As a Product Manager or Business Leader, you often enter the world of Build vs. Buy when solving your business intelligence or reporting needs.
Do you build a solution that custom fits your use case? Or do you buy a solution from a technology provider to save time or maintenance cost?
Building your own BI solution
1. Complete control over the roadmap of your Business Intelligence (BI) tool
When you build your own BI solution, you have complete control over the roadmap and capabilities of your BI solution. This can be a crucial part of your decision-making process. If your use case is complex and difficult to solve with traditional BI tools, this may be a big factor.
2. You can e
nsure your use case is solved by your solution
Often, the BI solution you pick solves 90-99% of your pain points. However, you will likely run into a problem
An example could be:
- Internet Explorer compatibility (a surprisingly very common problem in Enterprise Software)
- Custom reports outside of the scope of your BI tool
- Additional Intelligence (Machine Learning, Regressions)
At this point, you have to find clever tricks or build outside of the ecosystem of your BI solution.
3. “Real-Time” Analytics
One of the larger constraints in the BI ecosystem is the lack of “Real-Time” analytics to your customers or employees.
Often times, your data is refreshed every 30-90 mins which can be perfect for most analytic needs. Nevertheless, you may run into use cases where you need “Real-Time” or operational analytics. This is a situation where users expect to have the data be updated instantly once they perform an action.
1. Large time cost to build a solution
Custom building your own BI solution will take considerably longer than buying and integrating a solution. Engineers, Designs, and a roadmap have to be created for your BI solution.
2. Roadmap and maintenance cost
The cost to add features and maintain your BI solution can be immense if that isn’t a core part of your business offering. Invetiably features and connectors will break; Resources have to be allocated for immediate and future maintenance.
Buying a BI solution
1. Easy to get started
BI solutions are relatively straight forward to integrate. If you pick the right vendor, there should be no major infrastructure changes you need to build to start.
2. Low maintenance cost as the BI roadmap is owned by your BI provider
When you select a vendor, you enter into a business partnership, where feedback and feature requests are submitted and tracked. There is an expectation that there will be continual updates to the software.
3. Support during integration period
During the integration period, it is a common practice to have a consultant on hand to help guide you into a V1 or MVP of your solution.
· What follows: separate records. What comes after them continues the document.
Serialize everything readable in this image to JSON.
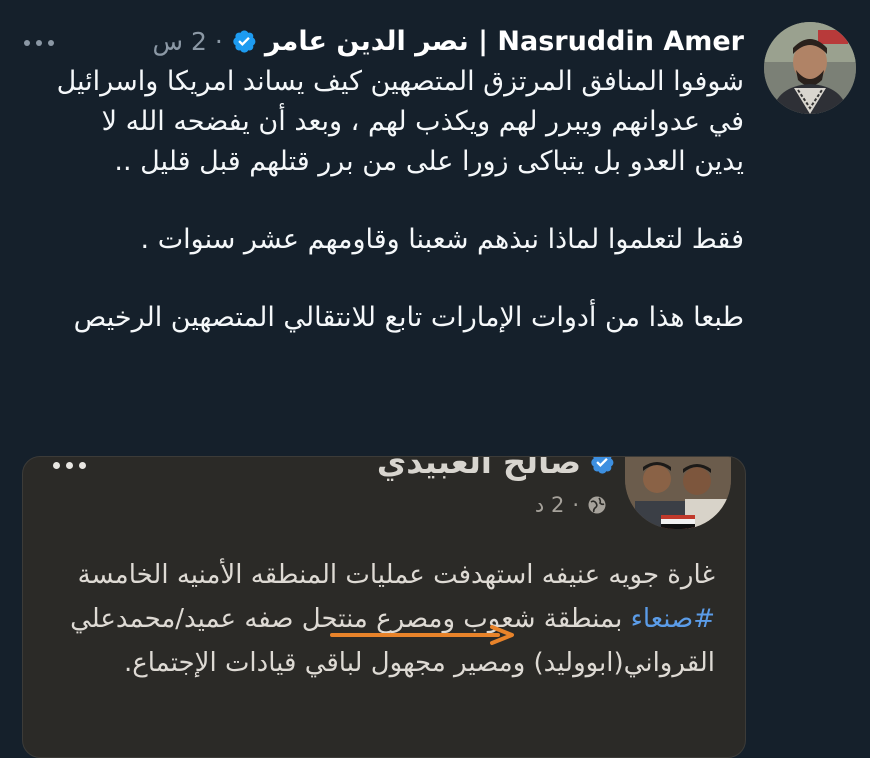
{
  "tweet": {
    "author": {
      "display_name": "نصر الدين عامر | Nasruddin Amer",
      "verified": true
    },
    "timestamp": "2 س",
    "separator": "·",
    "more_icon": "more-horizontal-icon",
    "paragraphs": [
      "شوفوا المنافق المرتزق المتصهين كيف يساند امريكا واسرائيل في عدوانهم ويبرر لهم ويكذب لهم ، وبعد أن يفضحه الله لا يدين العدو بل يتباكى زورا على من برر قتلهم قبل قليل ..",
      "فقط لتعلموا لماذا نبذهم شعبنا وقاومهم عشر سنوات .",
      "طبعا هذا من أدوات الإمارات تابع للانتقالي المتصهين الرخيص"
    ]
  },
  "embed": {
    "author_name": "صالح العبيدي",
    "verified": true,
    "timestamp": "2 د",
    "separator": "·",
    "audience_icon": "globe-icon",
    "text_before_hashtag": "غارة جويه عنيفه استهدفت عمليات المنطقه الأمنيه الخامسة ",
    "hashtag": "#صنعاء",
    "text_after_hashtag": " بمنطقة شعوب ومصرع منتحل صفه عميد/محمدعلي القرواني(ابووليد) ومصير مجهول لباقي قيادات الإجتماع.",
    "annotation_color": "#e8832a"
  },
  "colors": {
    "background": "#15202b",
    "verified_blue": "#1d9bf0",
    "hashtag_blue": "#5b9ce8",
    "secondary_text": "#8b98a5"
  }
}
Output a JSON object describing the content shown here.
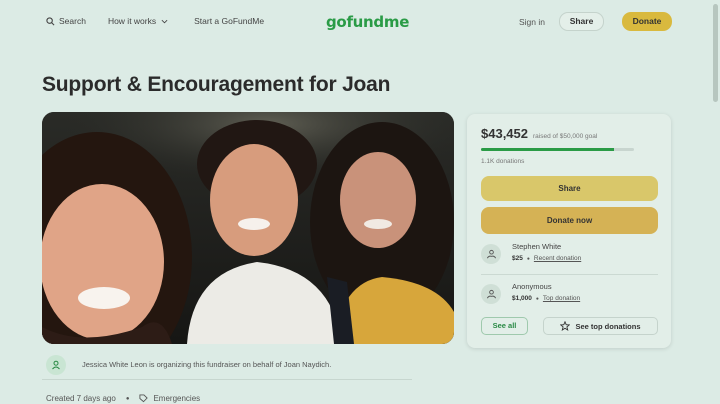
{
  "nav": {
    "search_label": "Search",
    "how_it_works_label": "How it works",
    "start_label": "Start a GoFundMe",
    "logo_text": "gofundme",
    "signin_label": "Sign in",
    "share_label": "Share",
    "donate_label": "Donate"
  },
  "campaign": {
    "title": "Support & Encouragement for Joan",
    "organizer_text": "Jessica White Leon is organizing this fundraiser on behalf of Joan Naydich.",
    "created_text": "Created 7 days ago",
    "category": "Emergencies"
  },
  "donation_card": {
    "raised": "$43,452",
    "goal_text": "raised of $50,000 goal",
    "progress_fraction": 0.87,
    "donation_count": "1.1K donations",
    "share_button": "Share",
    "donate_button": "Donate now",
    "donors": [
      {
        "name": "Stephen White",
        "amount": "$25",
        "note": "Recent donation"
      },
      {
        "name": "Anonymous",
        "amount": "$1,000",
        "note": "Top donation"
      }
    ],
    "see_all": "See all",
    "see_top": "See top donations"
  },
  "colors": {
    "brand_green": "#2a9b46",
    "donate_gold": "#d9b93e",
    "background": "#dcebe5"
  }
}
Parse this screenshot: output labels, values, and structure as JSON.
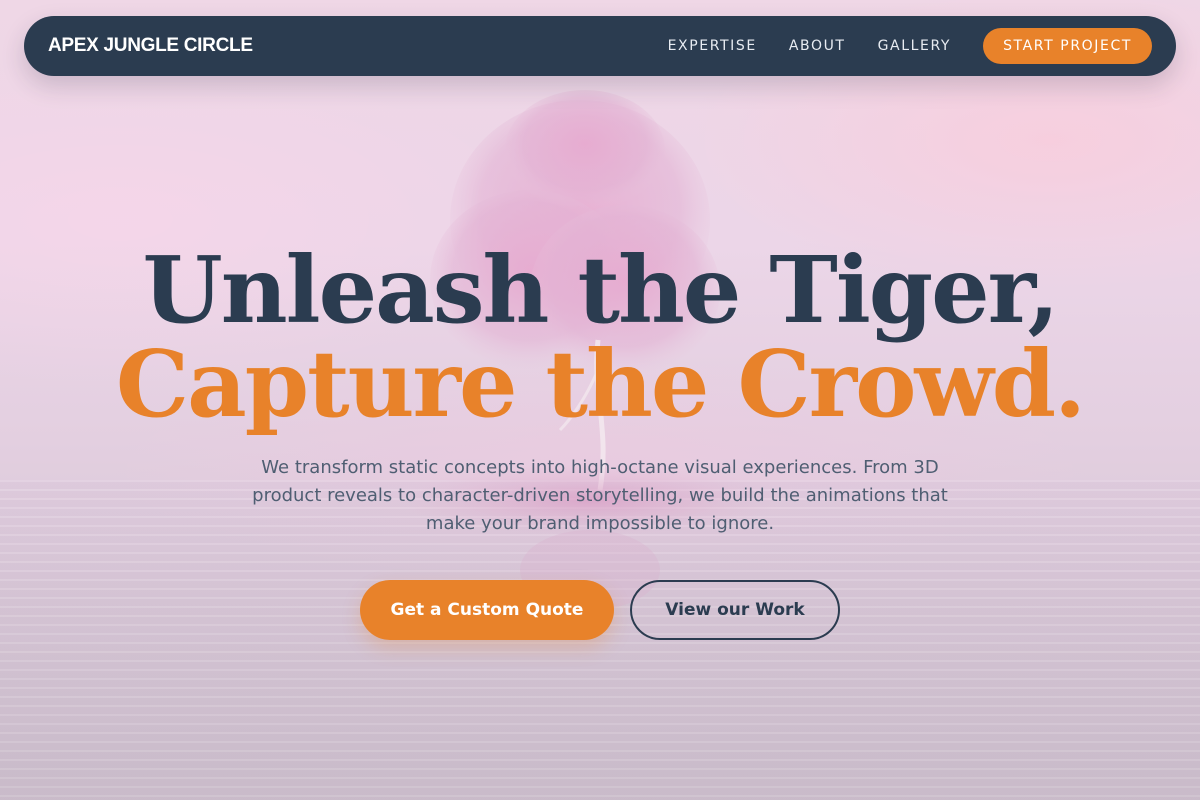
{
  "colors": {
    "navy": "#2b3c50",
    "orange": "#e8822a",
    "subtext": "#4f5e72",
    "background": "#ecd6e8"
  },
  "nav": {
    "brand": "APEX JUNGLE CIRCLE",
    "links": [
      {
        "label": "EXPERTISE"
      },
      {
        "label": "ABOUT"
      },
      {
        "label": "GALLERY"
      }
    ],
    "cta_label": "START PROJECT"
  },
  "hero": {
    "headline_line1": "Unleash the Tiger,",
    "headline_line2": "Capture the Crowd.",
    "subtext": "We transform static concepts into high-octane visual experiences. From 3D product reveals to character-driven storytelling, we build the animations that make your brand impossible to ignore.",
    "primary_button": "Get a Custom Quote",
    "secondary_button": "View our Work"
  },
  "background": {
    "scene": "pink blossom tree on a small island reflected in calm water"
  }
}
This can be extremely helpful if you are new to Data or working with BI.
1. You can be constrained by your BI solution
You will run into problems that can’t be solved by your solution out of the box. API’s can help alleviate this problem. However, you may need to allocate engineering resources for complex problems.
2. Enterprise contracts
A major downside to dealing with BI Software is enterprise contracts where you may be restricted to CPUs, Hardware, users, or even functionality. Going outside of these constraints will impact the yearly cost of your solution.